Reverend Christopher Cheeseman leaving court
Christopher Cheeseman, 67, allegedly became aggressive after accidentally driving into pedestrian Dillon Hodgson, 18.
The teenager, still wearing his football kit after a game, was flipped on to the bonnet of Cheeseman’s Ford Ka and left “covered in blood”, magistrates were told.
Cheeseman cut across a junction on the wrong side of the road and hit the teenager as he stepped off an island crossing, it was alleged.
Mr Hodgson told the court: “I was covered in blood. I was wet through. I was all shaken up and was panicking.
I was covered in blood. I was wet through. I was all shaken up and was panicking.
I said ‘You just hit me, did you not see me?’ He was quite loud and aggressive.”
He claimed that when he asked for an ambulance, the minister shouted: “It’s your own ******* fault for being in the road. It’s your own fault. **** off.”
The row took place in Burnley, Lancs, on January 7.
Cheeseman, a Methodist minister for 35 years who looks after two churches, denied being abusive.
Asked if he had sworn, he replied: “I certainly did not.”
He admitted careless driving, was fined £135 and ordered to pay £150 compensation and £105 costs by magistrates.

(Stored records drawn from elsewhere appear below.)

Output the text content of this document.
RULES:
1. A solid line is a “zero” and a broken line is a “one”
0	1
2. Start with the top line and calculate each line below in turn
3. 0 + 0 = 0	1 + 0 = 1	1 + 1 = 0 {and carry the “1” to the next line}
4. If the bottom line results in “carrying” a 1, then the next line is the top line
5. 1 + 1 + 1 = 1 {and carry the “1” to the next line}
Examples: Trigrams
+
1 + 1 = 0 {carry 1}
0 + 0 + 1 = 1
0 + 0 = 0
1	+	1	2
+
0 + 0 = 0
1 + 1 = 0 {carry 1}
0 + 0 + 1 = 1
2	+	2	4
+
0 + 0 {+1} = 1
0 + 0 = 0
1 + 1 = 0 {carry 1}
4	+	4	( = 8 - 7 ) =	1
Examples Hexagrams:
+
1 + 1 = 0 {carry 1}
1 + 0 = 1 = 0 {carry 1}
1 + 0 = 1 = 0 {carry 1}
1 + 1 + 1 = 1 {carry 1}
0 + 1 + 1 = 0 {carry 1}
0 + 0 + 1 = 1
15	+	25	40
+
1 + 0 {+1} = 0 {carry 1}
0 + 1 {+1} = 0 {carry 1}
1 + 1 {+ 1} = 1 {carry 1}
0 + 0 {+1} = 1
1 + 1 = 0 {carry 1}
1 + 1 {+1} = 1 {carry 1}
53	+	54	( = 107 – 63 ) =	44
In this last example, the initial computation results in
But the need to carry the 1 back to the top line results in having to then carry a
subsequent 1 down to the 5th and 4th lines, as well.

He was also given three points on his licence on Wednesday.
He was cleared of failing to stop and report an accident and not complying with a traffic sign.
A reference from the Superintendent Minister of Burnley Methodist Circuit, Rev Philip Clarke, said no one had known Cheeseman to use bad language.
He said: “I know him to be an exceptionally caring and well-balanced person.”
Mr Hodgson is now suing the minister through the civil courts.